Re: Re: When a student is teaching before they are ready

unknown-user on #88603

Thank you for your thoughtful posts Carl and Alicia. I just found out
about it this week, and didn’t confront her clearly because it stings a
little and I try to stay detached especially with critical issues. I
did make those hints and I hope it was not taken as socially rude as
Alicia suggested. I really like my student and appreciate her sincerity
in correcting her technique. I’m not entirely clear about feeling a
student belongs to a teacher because I don’t relate to my students in
that way. If one of my students is exploring a skill, and I know a
harpist more experienced than me in that skill, I love to set them up
with a lesson together. It’s rewarding to share professional resources
with students, giving them a chance to network and learn. I do value
respectful behavior between teacher and student.

Since graduating it has become more clear every day the need to let go
of feeling entitled to anything beyond our control. Those of us who
have paid our dues and received diplomas that state we “are entitled to
all the privileges pertaining to this degree” soon realize that life is
a bit more complicated than that.
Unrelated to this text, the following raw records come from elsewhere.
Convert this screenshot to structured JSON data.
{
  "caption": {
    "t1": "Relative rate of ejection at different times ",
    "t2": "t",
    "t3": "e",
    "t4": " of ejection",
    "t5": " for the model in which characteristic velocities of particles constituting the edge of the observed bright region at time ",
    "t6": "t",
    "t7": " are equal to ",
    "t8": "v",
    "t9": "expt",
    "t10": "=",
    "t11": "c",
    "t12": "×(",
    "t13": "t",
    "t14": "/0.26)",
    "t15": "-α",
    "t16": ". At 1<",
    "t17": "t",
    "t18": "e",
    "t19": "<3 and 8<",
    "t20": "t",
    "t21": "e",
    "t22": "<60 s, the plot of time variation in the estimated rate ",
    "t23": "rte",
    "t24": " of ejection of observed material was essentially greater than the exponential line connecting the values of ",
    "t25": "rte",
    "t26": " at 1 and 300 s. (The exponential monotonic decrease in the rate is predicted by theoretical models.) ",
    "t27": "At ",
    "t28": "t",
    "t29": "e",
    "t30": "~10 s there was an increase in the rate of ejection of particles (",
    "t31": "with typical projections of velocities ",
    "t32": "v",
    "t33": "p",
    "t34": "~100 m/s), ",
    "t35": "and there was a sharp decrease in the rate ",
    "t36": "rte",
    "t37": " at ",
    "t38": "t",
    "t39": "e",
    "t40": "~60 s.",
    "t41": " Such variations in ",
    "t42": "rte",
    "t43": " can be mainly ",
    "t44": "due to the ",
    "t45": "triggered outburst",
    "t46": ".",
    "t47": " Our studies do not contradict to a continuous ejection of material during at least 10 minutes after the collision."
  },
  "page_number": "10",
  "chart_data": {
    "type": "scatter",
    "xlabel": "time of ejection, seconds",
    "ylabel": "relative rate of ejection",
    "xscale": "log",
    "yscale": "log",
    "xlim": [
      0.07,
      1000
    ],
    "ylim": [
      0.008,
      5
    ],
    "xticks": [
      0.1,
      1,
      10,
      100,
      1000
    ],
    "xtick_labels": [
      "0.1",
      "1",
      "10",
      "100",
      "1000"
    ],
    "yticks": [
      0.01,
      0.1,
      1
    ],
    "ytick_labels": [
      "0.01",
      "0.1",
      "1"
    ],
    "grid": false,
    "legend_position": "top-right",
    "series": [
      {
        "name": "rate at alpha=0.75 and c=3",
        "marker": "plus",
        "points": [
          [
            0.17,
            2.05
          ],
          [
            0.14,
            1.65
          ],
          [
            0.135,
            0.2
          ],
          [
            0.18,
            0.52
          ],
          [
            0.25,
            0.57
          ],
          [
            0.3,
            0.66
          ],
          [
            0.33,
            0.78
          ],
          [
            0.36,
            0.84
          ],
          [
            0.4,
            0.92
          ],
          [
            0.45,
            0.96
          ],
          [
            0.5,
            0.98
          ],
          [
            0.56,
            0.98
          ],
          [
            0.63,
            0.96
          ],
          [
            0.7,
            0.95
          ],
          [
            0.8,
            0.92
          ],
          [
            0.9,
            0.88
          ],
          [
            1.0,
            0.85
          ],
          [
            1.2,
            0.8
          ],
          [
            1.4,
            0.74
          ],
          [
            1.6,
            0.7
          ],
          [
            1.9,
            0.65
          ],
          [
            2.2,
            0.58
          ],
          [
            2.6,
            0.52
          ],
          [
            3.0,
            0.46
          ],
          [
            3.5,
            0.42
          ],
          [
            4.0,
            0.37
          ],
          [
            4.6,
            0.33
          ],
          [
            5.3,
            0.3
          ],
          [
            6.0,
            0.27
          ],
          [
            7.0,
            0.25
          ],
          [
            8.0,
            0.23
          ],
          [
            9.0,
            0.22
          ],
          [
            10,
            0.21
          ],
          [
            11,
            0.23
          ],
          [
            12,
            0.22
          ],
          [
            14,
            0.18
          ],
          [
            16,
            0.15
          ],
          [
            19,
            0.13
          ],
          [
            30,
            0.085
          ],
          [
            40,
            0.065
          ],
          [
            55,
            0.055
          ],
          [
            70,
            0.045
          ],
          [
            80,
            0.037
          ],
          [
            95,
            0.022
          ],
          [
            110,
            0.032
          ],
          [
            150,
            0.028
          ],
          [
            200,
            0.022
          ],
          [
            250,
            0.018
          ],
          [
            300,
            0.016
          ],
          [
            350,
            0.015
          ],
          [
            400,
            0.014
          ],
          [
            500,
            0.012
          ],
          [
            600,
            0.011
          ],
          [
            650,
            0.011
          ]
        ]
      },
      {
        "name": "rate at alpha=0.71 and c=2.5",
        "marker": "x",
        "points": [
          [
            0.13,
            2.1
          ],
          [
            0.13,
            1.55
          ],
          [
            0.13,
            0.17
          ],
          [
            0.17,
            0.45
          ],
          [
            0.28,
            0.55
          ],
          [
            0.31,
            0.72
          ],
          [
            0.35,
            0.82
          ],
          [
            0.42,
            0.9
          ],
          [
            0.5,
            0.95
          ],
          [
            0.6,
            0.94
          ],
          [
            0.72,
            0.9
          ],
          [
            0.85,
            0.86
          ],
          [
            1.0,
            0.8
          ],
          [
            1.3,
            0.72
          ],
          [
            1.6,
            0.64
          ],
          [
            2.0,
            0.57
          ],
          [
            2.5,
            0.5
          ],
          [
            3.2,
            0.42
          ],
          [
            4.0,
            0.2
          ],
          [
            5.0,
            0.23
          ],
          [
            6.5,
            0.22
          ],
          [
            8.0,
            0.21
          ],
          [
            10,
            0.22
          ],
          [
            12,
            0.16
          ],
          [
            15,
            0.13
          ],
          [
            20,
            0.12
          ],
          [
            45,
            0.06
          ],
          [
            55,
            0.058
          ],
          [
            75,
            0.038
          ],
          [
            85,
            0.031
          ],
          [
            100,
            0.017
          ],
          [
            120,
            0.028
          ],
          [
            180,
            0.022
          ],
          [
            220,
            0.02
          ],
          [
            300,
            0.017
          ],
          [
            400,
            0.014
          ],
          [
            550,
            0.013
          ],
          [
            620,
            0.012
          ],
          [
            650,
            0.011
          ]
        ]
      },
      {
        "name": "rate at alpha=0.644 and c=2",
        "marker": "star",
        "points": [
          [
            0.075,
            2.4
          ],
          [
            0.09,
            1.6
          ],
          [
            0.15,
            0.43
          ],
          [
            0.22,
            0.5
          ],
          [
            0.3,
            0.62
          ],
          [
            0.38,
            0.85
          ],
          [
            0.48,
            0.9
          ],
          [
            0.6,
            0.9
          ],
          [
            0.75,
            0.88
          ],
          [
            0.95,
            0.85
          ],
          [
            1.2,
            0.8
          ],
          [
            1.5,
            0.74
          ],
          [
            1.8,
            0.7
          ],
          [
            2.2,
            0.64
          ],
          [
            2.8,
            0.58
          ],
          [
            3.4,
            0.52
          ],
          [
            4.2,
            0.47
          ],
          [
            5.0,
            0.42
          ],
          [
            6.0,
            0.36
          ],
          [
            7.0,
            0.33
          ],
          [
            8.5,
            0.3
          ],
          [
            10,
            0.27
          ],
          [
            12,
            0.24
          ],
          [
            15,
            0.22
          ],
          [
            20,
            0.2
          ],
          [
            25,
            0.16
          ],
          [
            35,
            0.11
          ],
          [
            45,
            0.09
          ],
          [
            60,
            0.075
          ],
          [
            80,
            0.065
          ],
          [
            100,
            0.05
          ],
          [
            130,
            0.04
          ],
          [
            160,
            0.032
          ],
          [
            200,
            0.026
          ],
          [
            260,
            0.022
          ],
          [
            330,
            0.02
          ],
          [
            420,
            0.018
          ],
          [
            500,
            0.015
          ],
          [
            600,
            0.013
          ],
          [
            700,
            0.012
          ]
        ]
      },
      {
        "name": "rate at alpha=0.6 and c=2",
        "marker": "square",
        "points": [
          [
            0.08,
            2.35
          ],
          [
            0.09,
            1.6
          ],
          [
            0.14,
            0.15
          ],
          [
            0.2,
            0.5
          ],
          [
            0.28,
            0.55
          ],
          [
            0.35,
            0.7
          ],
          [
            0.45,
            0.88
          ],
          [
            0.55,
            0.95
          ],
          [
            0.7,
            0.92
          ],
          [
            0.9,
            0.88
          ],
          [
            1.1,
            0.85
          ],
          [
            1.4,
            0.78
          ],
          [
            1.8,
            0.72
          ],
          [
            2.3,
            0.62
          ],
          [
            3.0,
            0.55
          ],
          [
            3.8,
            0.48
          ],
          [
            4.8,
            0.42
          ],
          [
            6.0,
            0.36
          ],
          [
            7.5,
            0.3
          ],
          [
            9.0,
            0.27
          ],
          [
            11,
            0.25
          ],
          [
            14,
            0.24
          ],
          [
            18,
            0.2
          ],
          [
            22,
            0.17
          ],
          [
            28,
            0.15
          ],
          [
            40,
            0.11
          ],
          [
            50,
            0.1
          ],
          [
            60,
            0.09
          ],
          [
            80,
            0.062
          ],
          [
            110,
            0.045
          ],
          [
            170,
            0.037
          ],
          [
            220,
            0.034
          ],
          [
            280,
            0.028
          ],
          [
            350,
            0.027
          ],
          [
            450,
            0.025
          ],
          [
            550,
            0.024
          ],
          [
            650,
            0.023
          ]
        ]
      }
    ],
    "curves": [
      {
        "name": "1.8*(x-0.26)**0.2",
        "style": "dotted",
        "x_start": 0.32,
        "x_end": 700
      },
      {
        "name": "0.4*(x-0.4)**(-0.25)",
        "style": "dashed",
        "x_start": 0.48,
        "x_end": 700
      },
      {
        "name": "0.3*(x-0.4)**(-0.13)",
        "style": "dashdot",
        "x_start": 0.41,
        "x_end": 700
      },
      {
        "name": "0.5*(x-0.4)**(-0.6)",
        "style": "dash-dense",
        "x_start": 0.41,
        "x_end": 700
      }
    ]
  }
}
Being trained through the graduate
level often requires investing tens, if not hundreds of thousands of
dollars and all the blood, sweat and tears of our young adult lives. I
spent 16 years in college and grad school, receiving two masters and a
doctorate all in music, and leaving with a boatload of student loans.
Many of my peers have left music by the wayside, but I am thankful to
live in a good area now, and realize it takes time and patience to find
people who can use our skills. I love my little studio of harp
students, and have found a recent opportunity to help it grow. I wish
more people could understand exactly what our years of training allow
us to contribute to students, since it often requires the same number
of years as law school and medical school.